Some folds are quite the journey, Ryu Jins are no exception. I have already folded the 1.2 and the 3.5, but had not tried the 2.1, relegating it to the “when I have time” pile:
Holiday time is a time of recharge, paper folding therapy is my thing so I embarked on the super-duper-complex journey with HUGE bits of paper. I decided to fold it in 2 halves (two 140 x 70 cm rectangles of red duo Ikea Kraft paper).
As a bit of paper engineering, Ryu are masterpieces of fitting so much on a single square. The 2.1 is laid out in a similar morphology to the 3.5, with 2 halves of the model on opposite edges of the paper. The Ryu 1.2, in contrast, uses the diagonal and is symmetrical about that.
Pre-creasing is exhausting, it took me the best part of 4 days, on and off. The size of the sheet (to me) was a little small, knowing the level of detail coming, but I do not have a huge table, so decided to see if it could be done.
The front half of the model has a glorious section of pleated scales (mine ended up being 6mm square), a set of legs and the head.
The back half has a simplified tail and legs straddling a longer set of scales. After folding the front half, I had to partially collapse the back half before being able to graft the 2 halves together. With the model as one piece, then scales, legs and finer details were added, patiently.

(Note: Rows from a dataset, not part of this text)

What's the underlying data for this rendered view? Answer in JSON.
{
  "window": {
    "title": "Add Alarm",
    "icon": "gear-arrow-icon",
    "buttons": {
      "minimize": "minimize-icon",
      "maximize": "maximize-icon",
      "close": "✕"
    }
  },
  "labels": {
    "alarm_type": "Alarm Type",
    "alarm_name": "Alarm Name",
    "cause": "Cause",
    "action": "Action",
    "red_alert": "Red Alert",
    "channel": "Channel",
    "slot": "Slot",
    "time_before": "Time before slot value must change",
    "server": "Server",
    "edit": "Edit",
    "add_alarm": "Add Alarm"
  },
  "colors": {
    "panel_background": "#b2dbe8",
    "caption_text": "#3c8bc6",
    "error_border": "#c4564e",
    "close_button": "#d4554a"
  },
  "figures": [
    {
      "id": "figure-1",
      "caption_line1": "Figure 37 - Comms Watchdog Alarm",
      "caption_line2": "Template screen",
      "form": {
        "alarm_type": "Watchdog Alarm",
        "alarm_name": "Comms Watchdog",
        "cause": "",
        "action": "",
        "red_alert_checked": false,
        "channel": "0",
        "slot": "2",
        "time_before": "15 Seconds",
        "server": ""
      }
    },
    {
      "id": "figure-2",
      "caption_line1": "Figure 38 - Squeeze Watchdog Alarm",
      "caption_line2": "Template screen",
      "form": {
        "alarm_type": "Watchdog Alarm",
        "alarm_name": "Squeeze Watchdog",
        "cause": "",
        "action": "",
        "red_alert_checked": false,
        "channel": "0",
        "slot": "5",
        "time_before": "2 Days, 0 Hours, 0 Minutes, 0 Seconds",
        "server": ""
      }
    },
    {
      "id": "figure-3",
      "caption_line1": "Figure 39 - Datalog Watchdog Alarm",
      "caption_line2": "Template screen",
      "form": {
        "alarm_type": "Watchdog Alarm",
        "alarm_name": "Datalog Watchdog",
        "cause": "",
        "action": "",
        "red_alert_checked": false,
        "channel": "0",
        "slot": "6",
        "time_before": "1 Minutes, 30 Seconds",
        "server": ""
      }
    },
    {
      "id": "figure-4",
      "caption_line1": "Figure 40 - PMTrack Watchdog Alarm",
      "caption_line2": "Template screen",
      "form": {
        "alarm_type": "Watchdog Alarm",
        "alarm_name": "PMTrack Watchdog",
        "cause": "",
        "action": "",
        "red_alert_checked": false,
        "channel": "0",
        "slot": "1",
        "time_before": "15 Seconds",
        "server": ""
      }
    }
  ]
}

I really tried for accuracy and tidiness and have identified a compounding error with my gridding technique that only really matters on HUGE grids, useful to know and easy to remedy in future folds. There are some interesting stressful points for me (the first 2 collapses of the head give me the collywobbles – so much can go wrong, after already having put in weeks up to that point. Pulling the feet is much easier in a 2.1, the 3.5 legs were a recurrent fail point for me.
The folded model is about 1m long, all up, and presenting it is a problem unless curled up a bit. I embedded a wire spine enclosed in the layers for pose and rigidity, and also added wires in the legs to allow me to pose them. The claws are lovely with their menacing thumbs, so I decided to pose it atop a “turret” of sorts, looking menacingly like it is actually holding on. I curled the body and then pinned it to to a paper-covered box (so I can remove it later if I decide)
It joins an interesting collection of Satoshi Kamiya Ryu Jins folded by me – the full family (well, nearly). I will need a break before attempting another in the series – folding like this takes a toll on you physically.
Quite a journey, I am indebted to the continuing support and astonishing resources afforded by Mr Daniel Brown, and RyuCentral, the Discord I found resources to help complete the fold.
No, I will NOT fold you one, no it is not for sale, sorry.